Romanhandlung filmisches Kunstwerk
Der Regisseur Stefan Haupt hat bereits mit seinem letzten Film „Der Kreis“ bewiesen, dass er ein gutes Gespür für eine dem Stoff wie dem Medium angemessene Form besitzt. Statt die Geschichte von den beiden schwulen Männern im Zürich der fünfziger Jahre, wie ursprünglich geplant, als Spielfilm zu erzählen, hat er, nicht zuletzt auch aus finanziellen Gründen, eine Doku-Fiction daraus gemacht und damit der Story weit über das individuelle Schicksal hinaus zu übergeordneter Gültigkeit verholfen.
Bei der Verfilmung von Lukas Hartmanns Roman „Finsteres Glück“ sah er sich vor andere Aufgaben gestellt, hat aber auch diese meines Erachtens geschickt gelöst. Sein Drehbuch bleibt nahe an der Romanhandlung dran und verschiebt die Akzente doch so, dass ein Kunstwerk eigenen Rechts daraus wird.
Das verletzte Kind und die Therapeutin
Roman und Film „Finsteres Glück“ erzählen die Geschichte eines kleinen Jungen, der am 11. August 1999, dem Tag der totalen Sonnenfinsternis über Mitteleuropa, seine ganze Familie durch einen Autounfall verliert und daraufhin seiner schweren Traumata wegen von einer Psychologin betreut werden muss. Zwischen ihr und dem Kind entsteht eine Beziehung, die alles Verdrängte und Verschwiegene zum Vorschein bringt, das sich im Leben der ins Geschehen involvierten Personen aufgestaut hat.

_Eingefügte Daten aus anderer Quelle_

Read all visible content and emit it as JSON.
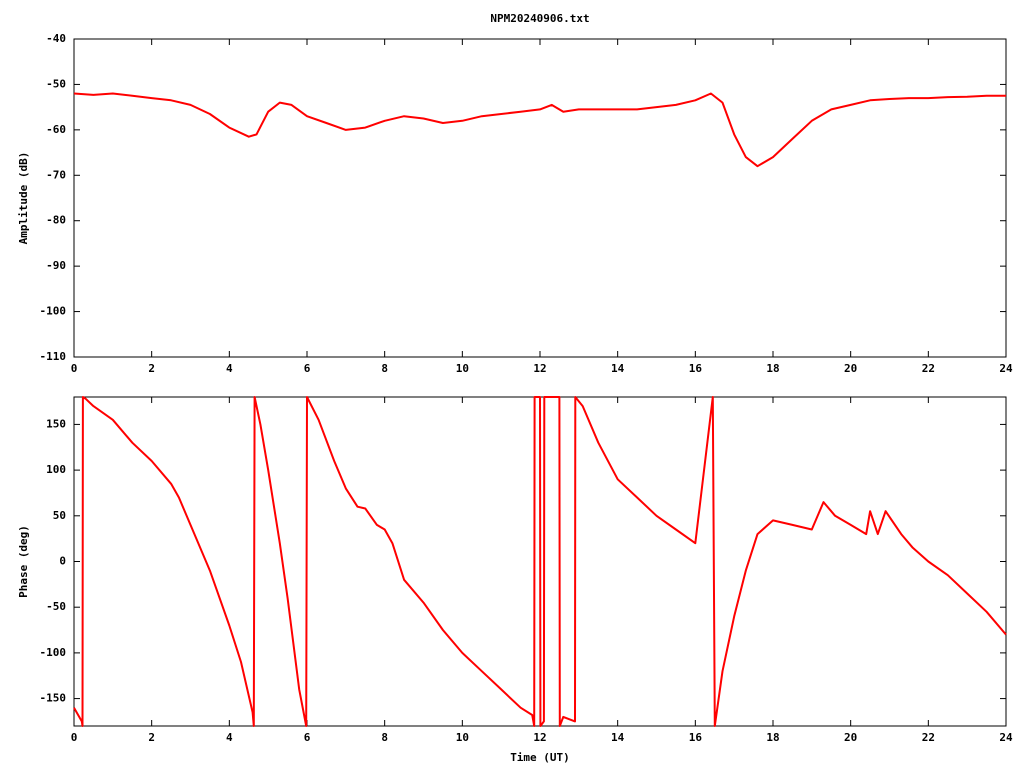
{
  "chart_data": [
    {
      "type": "line",
      "title": "NPM20240906.txt",
      "ylabel": "Amplitude (dB)",
      "color": "#ff0000",
      "xlim": [
        0,
        24
      ],
      "xticks": [
        0,
        2,
        4,
        6,
        8,
        10,
        12,
        14,
        16,
        18,
        20,
        22,
        24
      ],
      "ylim": [
        -110,
        -40
      ],
      "yticks": [
        -110,
        -100,
        -90,
        -80,
        -70,
        -60,
        -50,
        -40
      ],
      "x": [
        0,
        0.5,
        1,
        1.5,
        2,
        2.5,
        3,
        3.5,
        4,
        4.5,
        4.7,
        5,
        5.3,
        5.6,
        6,
        6.5,
        7,
        7.5,
        8,
        8.5,
        9,
        9.5,
        10,
        10.5,
        11,
        11.5,
        12,
        12.3,
        12.6,
        13,
        13.5,
        14,
        14.5,
        15,
        15.5,
        16,
        16.4,
        16.7,
        17,
        17.3,
        17.6,
        18,
        18.5,
        19,
        19.5,
        20,
        20.5,
        21,
        21.5,
        22,
        22.5,
        23,
        23.5,
        24
      ],
      "values": [
        -52,
        -52.3,
        -52,
        -52.5,
        -53,
        -53.5,
        -54.5,
        -56.5,
        -59.5,
        -61.5,
        -61,
        -56,
        -54,
        -54.5,
        -57,
        -58.5,
        -60,
        -59.5,
        -58,
        -57,
        -57.5,
        -58.5,
        -58,
        -57,
        -56.5,
        -56,
        -55.5,
        -54.5,
        -56,
        -55.5,
        -55.5,
        -55.5,
        -55.5,
        -55,
        -54.5,
        -53.5,
        -52,
        -54,
        -61,
        -66,
        -68,
        -66,
        -62,
        -58,
        -55.5,
        -54.5,
        -53.5,
        -53.2,
        -53,
        -53,
        -52.8,
        -52.7,
        -52.5,
        -52.5
      ]
    },
    {
      "type": "line",
      "ylabel": "Phase (deg)",
      "xlabel": "Time (UT)",
      "color": "#ff0000",
      "xlim": [
        0,
        24
      ],
      "xticks": [
        0,
        2,
        4,
        6,
        8,
        10,
        12,
        14,
        16,
        18,
        20,
        22,
        24
      ],
      "ylim": [
        -180,
        180
      ],
      "yticks": [
        -150,
        -100,
        -50,
        0,
        50,
        100,
        150
      ],
      "x": [
        0,
        0.2,
        0.22,
        0.23,
        0.3,
        0.5,
        1,
        1.5,
        2,
        2.5,
        2.7,
        3,
        3.5,
        4,
        4.3,
        4.6,
        4.63,
        4.65,
        4.8,
        5,
        5.3,
        5.5,
        5.8,
        5.98,
        6.0,
        6.3,
        6.7,
        7,
        7.3,
        7.5,
        7.8,
        8,
        8.2,
        8.5,
        9,
        9.5,
        10,
        10.5,
        11,
        11.5,
        11.8,
        11.85,
        11.86,
        12.0,
        12.01,
        12.1,
        12.11,
        12.5,
        12.51,
        12.6,
        12.9,
        12.91,
        13.1,
        13.5,
        14,
        14.5,
        15,
        15.5,
        16,
        16.45,
        16.5,
        16.7,
        17,
        17.3,
        17.6,
        18,
        18.5,
        19,
        19.3,
        19.6,
        20,
        20.4,
        20.5,
        20.7,
        20.9,
        21.3,
        21.6,
        22,
        22.5,
        23,
        23.5,
        24
      ],
      "values": [
        -160,
        -175,
        -180,
        180,
        178,
        170,
        155,
        130,
        110,
        85,
        70,
        40,
        -10,
        -70,
        -110,
        -165,
        -180,
        180,
        150,
        100,
        20,
        -40,
        -140,
        -180,
        180,
        155,
        110,
        80,
        60,
        58,
        40,
        35,
        20,
        -20,
        -45,
        -75,
        -100,
        -120,
        -140,
        -160,
        -168,
        -180,
        180,
        180,
        -180,
        -175,
        180,
        180,
        -180,
        -170,
        -175,
        180,
        170,
        130,
        90,
        70,
        50,
        35,
        20,
        180,
        -180,
        -120,
        -60,
        -10,
        30,
        45,
        40,
        35,
        65,
        50,
        40,
        30,
        55,
        30,
        55,
        30,
        15,
        0,
        -15,
        -35,
        -55,
        -80
      ]
    }
  ]
}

Wie ein Meteor bricht das physisch unversehrte, aber seelisch schwer verletzte Kind in das Familiengefüge der allein erziehenden Therapeutin und ihrer zwei halbwüchsigen Töchter ein. Wie ein Katalysator löst es Prozesse aus, die alles Vorhandene auf den Kopf stellen und am Ende auch das Kind selbst zum Kern seiner verschütteten Erinnerungen zurückführen.
Suggestive Bilder
Von alledem erzählt der Roman auch, doch der Film darf es nicht beim Erzählen belassen, der Film muss es zeigen. Und das tut Stefan Haupt, indem er Bilder für die seelischen Verletzungen findet, die mehr sagen, als Wörter dies vermögen. Und er tut es vor allem, indem er das Augenmerk stärker auf das Kind richtet, als Hartmann dies tut. Der Junge Yves ist es, der, von Noé Ricklin auf bewegende Weise verkörpert, dem Film seine nachhaltige Wirkung verleiht. Das empfindsame Gesicht dieses Kindes, seine wissenden Augen lassen einen nicht mehr los. Sie berühren, sie treiben um, bis man seinerseits jene Distanz verliert, die auch die Psychologin Eliane Hess im Umgang mit Yves so sträflich vermissen lässt.
Wenn gleichwohl einiges an der Geschichte etwas konstruiert wirkt, so ist dies weniger dem Unvermögen des Regisseurs Stefan Haupt als vielmehr dem Drehbuchschreiber Stefan Haupt anzulasten, der es mit der Treue gegenüber der Romanvorlage bisweilen etwas gar zu genau genommen hat. Der Film hätte vermutlich auch ohne die psychologisierenden Einlassungen über Grünewalds „Isenheimer Altar“ und ohne die ganze Sonnenfinsternis-Metaphorik funktioniert.
Familiäre Minenfelder
Jetzt gewinnt er daraus zwar eindrückliche Bilder, die seelischen Prozesse, die er zeigt, entfalten ihre Wirkung aber auch aus sich selbst heraus. Es sind die Gesichter, die stummen Gesten und scheinbar nebensächlichen kleinen Szenen, die dem Film seine Suggestivkraft verleihen. Und diese verdankt sich nicht dem bei Hartmann entlehnten symbolischen Überbau, sondern Stefan Haupts subtiler Regiearbeit. Er hat es verstanden, seine Frau Eleni Haupt als Eliane sowie Elisa Plüss und Carla Chiara Bär als deren Töchter Helen und Alice sicher durch die Minenfelder familiärer Verstrickungen und Konflikte zu führen.
Und er hat die Figur des kleinen Yves mit so viel positiver Energie aufgeladen, dass nicht nur die Leidensgeschichte des Kindes, sondern auch deren Überwindung glaubhaft erscheinen. Passion und Auferstehung, die beiden zentralen Themen des „Isenheimer Altars“, vollziehen sich im Film als innerweltliche Prozesse, deren Bedeutung sich auch ohne Verweis auf die christliche Erlösungsbotschaft erschliesst.